One of the disadvantages of computer security
was that only the places they really needed to keep secure had human guards, who actually watched the monitors. Arenas like this hosted all sorts of events; their security computers were almost certainly programmed to accept a bike being loaded into a trailer as a normal event.
"But the driver will have to close up the back before he leaves," Kelsa told the huge bird as it hopped awkwardly inside. "He'll see the bike."
She looked over at the horse, a big bay who didn't seem to be disturbed by her presence or the bike. It pranced and rolled its eyes when Raven began to shift, but that was all.
"Suppose he has another horse to put in here?" Kelsa added. "And that's why they haven't left yet."
Several long moments passed. Kelsa was beginning to get impatient when Raven finally said, "See those hay bales? Whoever owns this trailer only uses this side for storage."
When she looked at the end of the compartment, it was clear that Raven was right. The stall next door, where the horse now stood quietly, had smooth wooden walls. The walls on this side of the central divider were studded with hooks and nails, from which hung all the mysterious paraphernalia Kelsa assumed was necessary for horses. The only hay in the horse's stall was a few wisps in the raised manger, and under that manger was an enclosed space that might be big enough to conceal her bike.

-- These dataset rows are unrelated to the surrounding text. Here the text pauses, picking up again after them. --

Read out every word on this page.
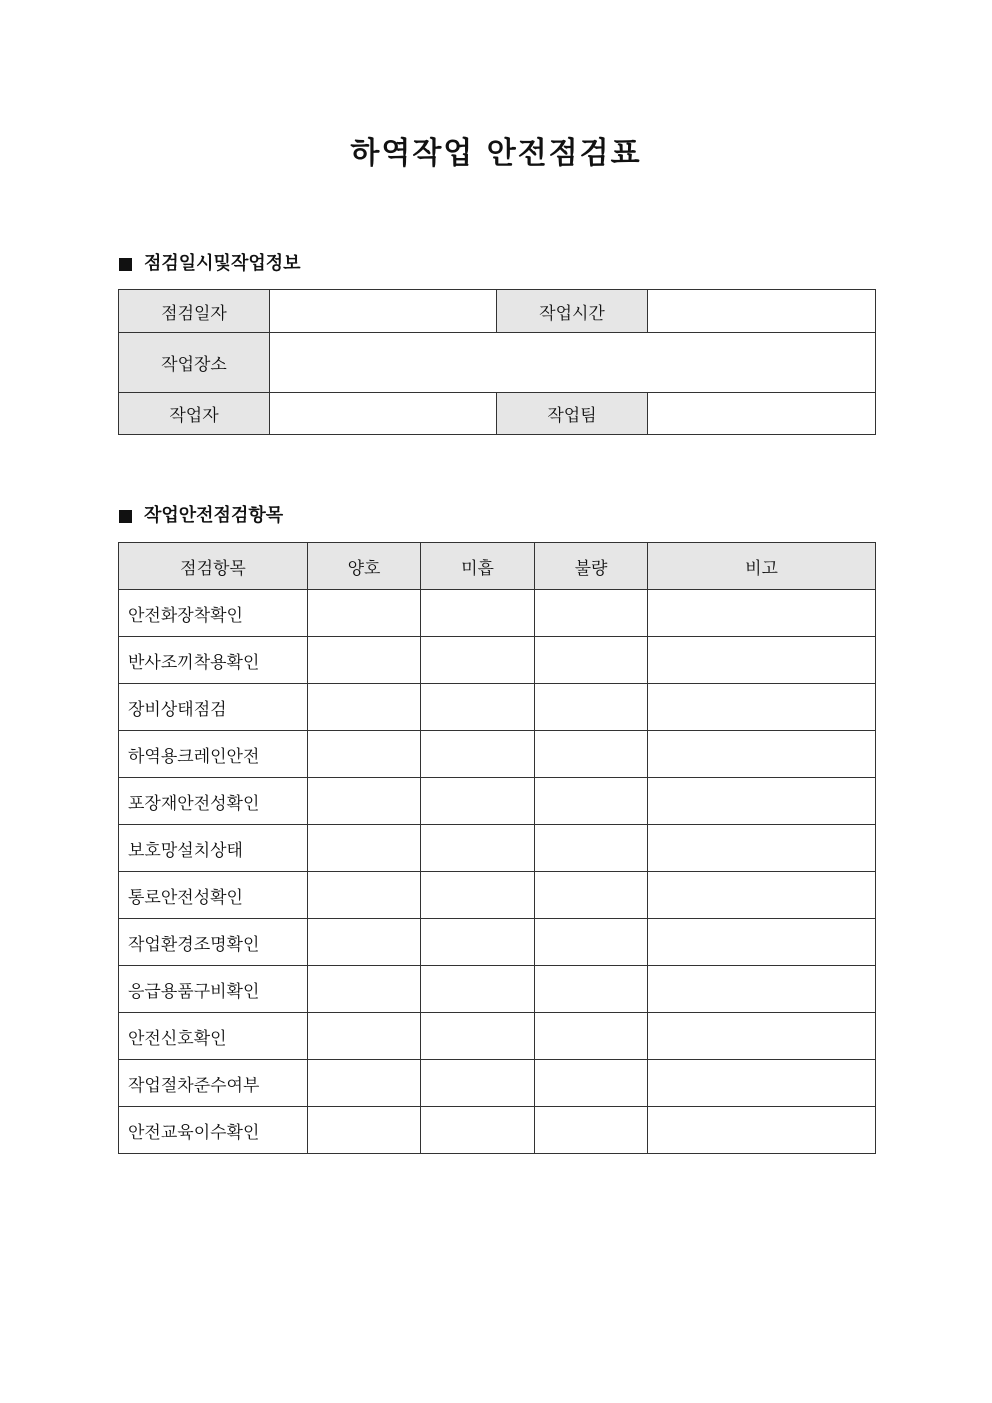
하역작업 안전점검표
점검일시및작업정보
점검일자		작업시간	
작업장소			
작업자		작업팀	
작업안전점검항목
점검항목	양호	미흡	불량	비고
안전화장착확인				
반사조끼착용확인				
장비상태점검				
하역용크레인안전				
포장재안전성확인				
보호망설치상태				
통로안전성확인				
작업환경조명확인				
응급용품구비확인				
안전신호확인				
작업절차준수여부				
안전교육이수확인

Kelsa and Raven hauled out a half-full sack of grain and several chests and bags containing who-knows-what, but they managed to make enough space for her bike and wheeled it in.
They were tucking a plastic tarp over the protruding curve of the back wheel when Raven froze, listening. Once the plastic stopped rustling Kelsa heard it too: footsteps on the asphalt, coming nearer.
Raven pushed her down into the narrow space behind the bales, then struggled in beside her.
"What about the chests?" Kelsa whispered urgently. "Won't he see—"
She felt the tension in the warm muscular body lying so close to hers. Could Raven control the mind of whoever owned this trailer? Make him see what he expected to see?
Raven had said it took concentration as well as power, so Kelsa kept quiet and still.
The footsteps stopped, very near. A long rattle vibrated through the floor beneath her and the light dimmed. A couple of clanks latched the back of the trailer closed, but Kelsa didn't let herself relax till the trailer levitated off the pavement.